Scenario B2. Male, defers state pension one year and lives for a further 18 years
Total state pension: enhanced rate £11,502.40 x 1.05777 x 18 years £219,004.07
Minus tax on state pension for 18 years £9,896.893 @ 20% x 18 £35,628.80
Net income over retirement  

£183,375.27

Some of the personal allowance has been used up with the income from the personal pension. The balance remaining for the state pension is £12,570 - £10,300 = £2,270. £12,166.89 - £2,270 = £9,896.89.

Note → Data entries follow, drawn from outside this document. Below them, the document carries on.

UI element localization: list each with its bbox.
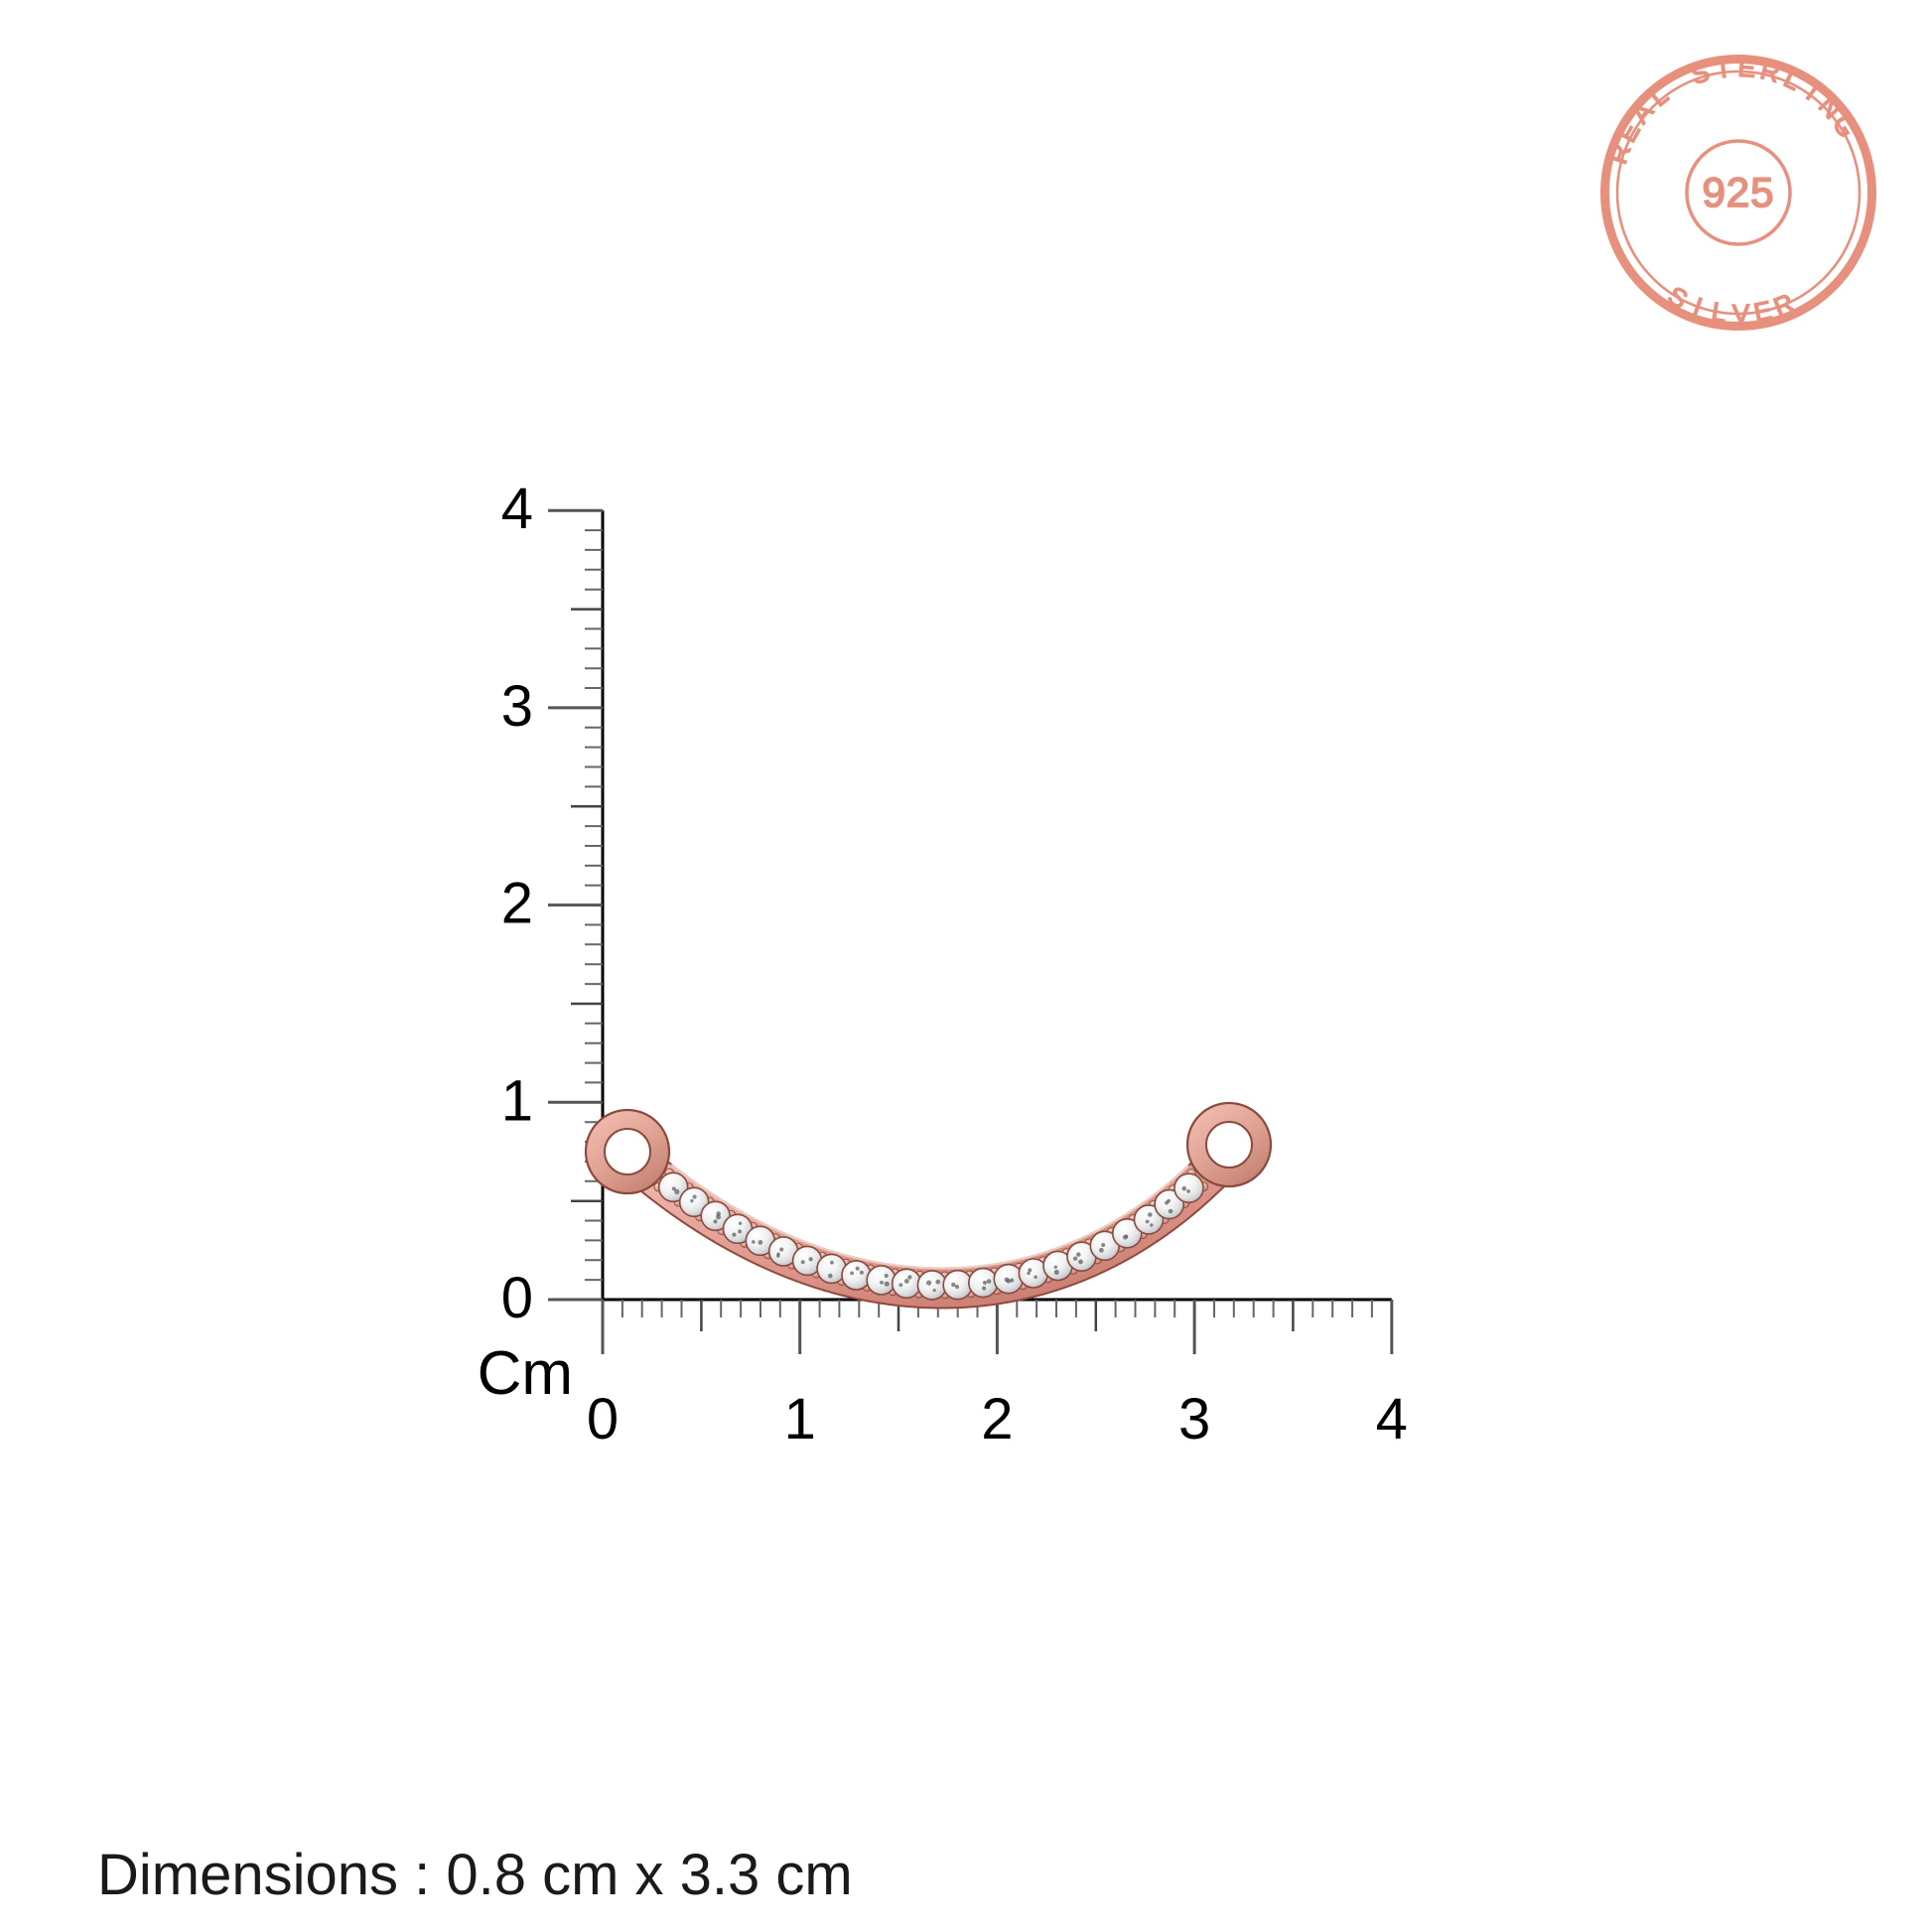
svg-text:1: 1 bbox=[784, 1387, 816, 1451]
svg-text:3: 3 bbox=[1178, 1387, 1210, 1451]
svg-text:4: 4 bbox=[501, 477, 533, 541]
svg-text:E: E bbox=[1737, 53, 1756, 83]
svg-text:0: 0 bbox=[587, 1387, 619, 1451]
svg-text:1: 1 bbox=[501, 1068, 533, 1133]
svg-text:V: V bbox=[1732, 299, 1751, 329]
svg-text:3: 3 bbox=[501, 674, 533, 739]
svg-text:Cm: Cm bbox=[478, 1339, 573, 1408]
svg-text:4: 4 bbox=[1376, 1387, 1408, 1451]
svg-text:2: 2 bbox=[501, 872, 533, 936]
svg-text:925: 925 bbox=[1702, 169, 1774, 215]
svg-text:0: 0 bbox=[501, 1266, 533, 1330]
svg-text:2: 2 bbox=[981, 1387, 1013, 1451]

Gain from deferral over their lifetime £87.21

Example for a female

Scenario B3. Female, takes state pension immediately and lives for a further 21 years
Total state pension: standard rate £11,502.40 x 21 years £241,550.40
Minus tax on state pension £9,232.40 @ 20% x 21 £38,776.08
Net income over retirement   £202,774.32
Scenario B4. Female, defers state pension one year and lives for a further 20 years
Total state pension: enhanced rate
 
£11,502.40 x 1.05777 x 20 years £243,337.87
Minus tax on state pension for 20 years £9,896.89 @ 20% x 20 £39,587.56
Net income over retirement   £203,750.31

Gain from deferral over their lifetime £975.99

The key difference in Case Study B is that the individual is already using up £10,300 of their £12,570 tax-free personal allowance because of their personal pension. This means that only the remaining £9,232.40 (£12,570 - £10,300 = £2,270) is available to shield their state pension against tax, so the potential upside to deferral is smaller. Nonetheless, by deferring, the individual still ends up £87.21 better off if they are a male with average life expectancy and £975.99 if they are female. 

Disclaimer

The information provided is based on our current understanding of the relevant legislation and regulations and may be subject to alteration as a result of changes in legislation or practice. Also it may not reflect the options available under a specific product which may not be as wide as legislations and regulations allow.

All references to taxation are based on our understanding of current taxation law and practice and may be affected by future changes in legislation and the individual circumstances of the investor.